Archive Notice - OSHA Archive

NOTICE: This is an OSHA Archive Document, and may no longer represent OSHA Policy. It is presented here as historical content, for research and review purposes only.

OSHA requirements are set by statute, standards and regulations. Our interpretation letters explain these requirements and how they apply to particular circumstances, but they cannot create additional employer obligations. This letter constitutes OSHA's interpretation of the requirements discussed. Note that our enforcement guidance may be affected by changes to OSHA rules. Also, from time to time we update our guidance in response to new information. To keep apprised of such developments, you can consult OSHA's website at

March 4, 1998

Peter Blumenthal, M.D., M.P.H.
22 Oakview Avenue
Maplewood, New Jersey 07040

Reply to the Attention of:

Dear Dr. Blumenthal:

Thank you for your letter of July 8, 1997, to Mr. Gregory R. Watchman, former Acting Assistant Secretary of Labor for the Occupational Safety and Health Administration (OSHA), concerning injuries to workers when using dockboards while exiting truck trailers with powered industrial trucks. Your letter was forwarded to my office for response. We regret the delay in responding to your inquiry.

In your letter, you discuss incidents where workers have experienced injuries when powered industrial trucks exit truck trailers on dockboards and the truck suddenly pulls away. Consequently, the dockboard is displaced, and the powered industrial truck falls to a different elevation, causing serious injury to the worker.
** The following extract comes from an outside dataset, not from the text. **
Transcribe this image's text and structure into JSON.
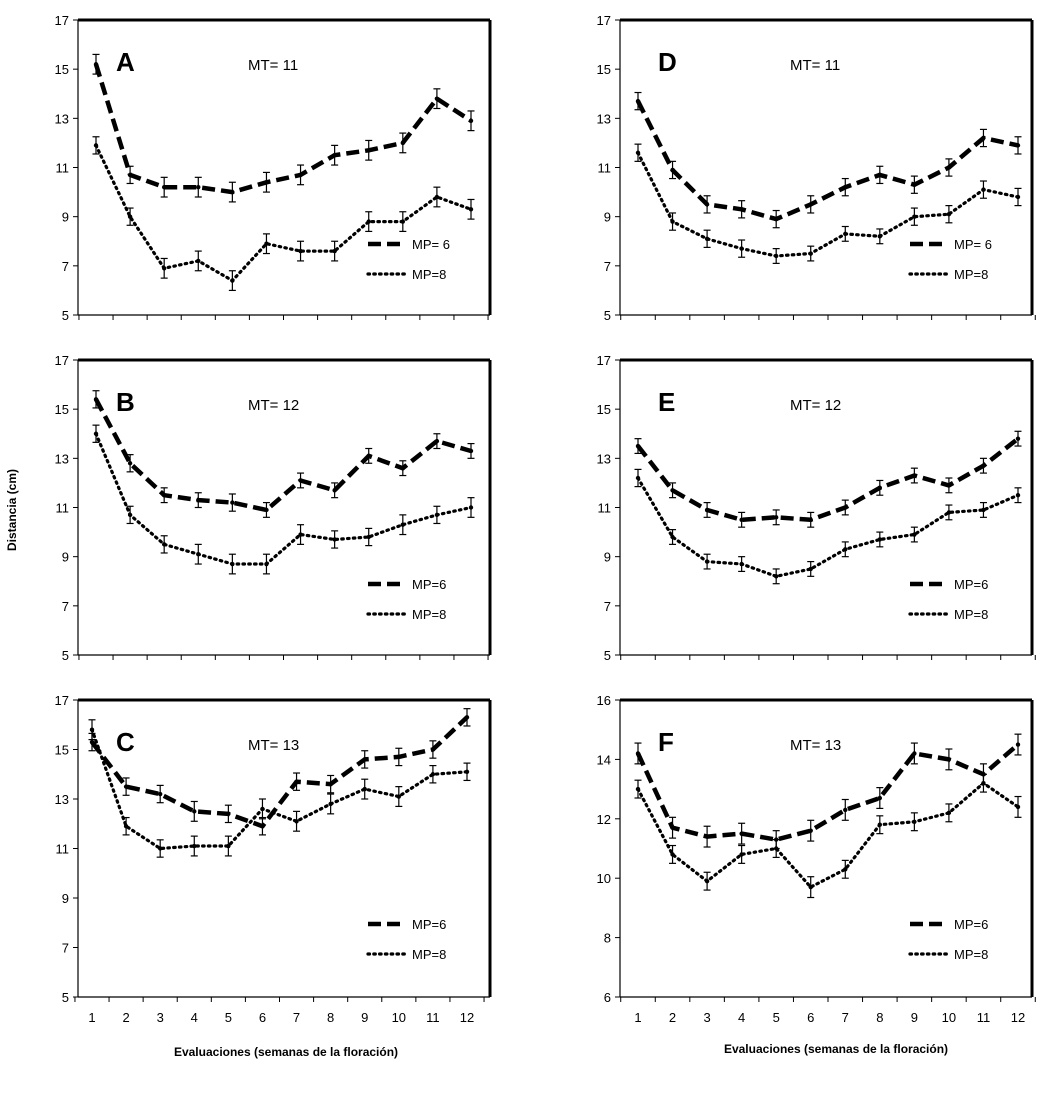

Trailer creep and trailer pull away have long been recognized as a problem in dock operations. There are a number of companies that manufacture vehicle restraints to prevent trailer movement. If restraint systems are not used, trailers must be properly chocked to prevent movement as required in OSHA standards 29 CFR 1910.178(k)(1) and 29 CFR 1910.178(m)(7). To assist in the prevention of accidents, employers must set safe work practices for employees involved in trailer-to-dock operations, and enforce those rules consistently. Employers must have some system to make sure that truck drivers do not pull away while powered industrial trucks are loading or unloading.

With regard to your suggestion that we issue a hazard alert, please be advised that OSHA Instruction STD 1-11.5 and OSHA Instruction STD 1-11.7 limits our enforcement authority for OSHA standards 29 CFR 1910.178(k)(1) and 29 CFR 1910.178(m)(7). Copies of these documents are enclosed for your information.      [Please see CPL 2-1.30 for OSHA enforcement authority for chocking.] However, proposed powered industrial truck operator training rule dated March 14, 1995 (copy enclosed), is intended to enhance the safe operation of powered industrial trucks in the workplace. This proposed regulation 1910.178(l), specified in more detail what is to be taught to operators, and requires the employer to institute effective supervisory measures to ensure safe operation of powered industrial trucks. This revised rule is tentatively scheduled to become a final rule in the summer of 1998. [The revised 1910.178(l) became effective 03/01/99]

[This document was edited on 12/6/99 to strike information that no longer reflects current OSHA policy.]

We encourage you and employees involved in trailer-to-dock accidents to report any related hazardous conditions to the nearest OSHA area office for investigation. OSHA will continue to enforce regulations applicable to loading dock operations.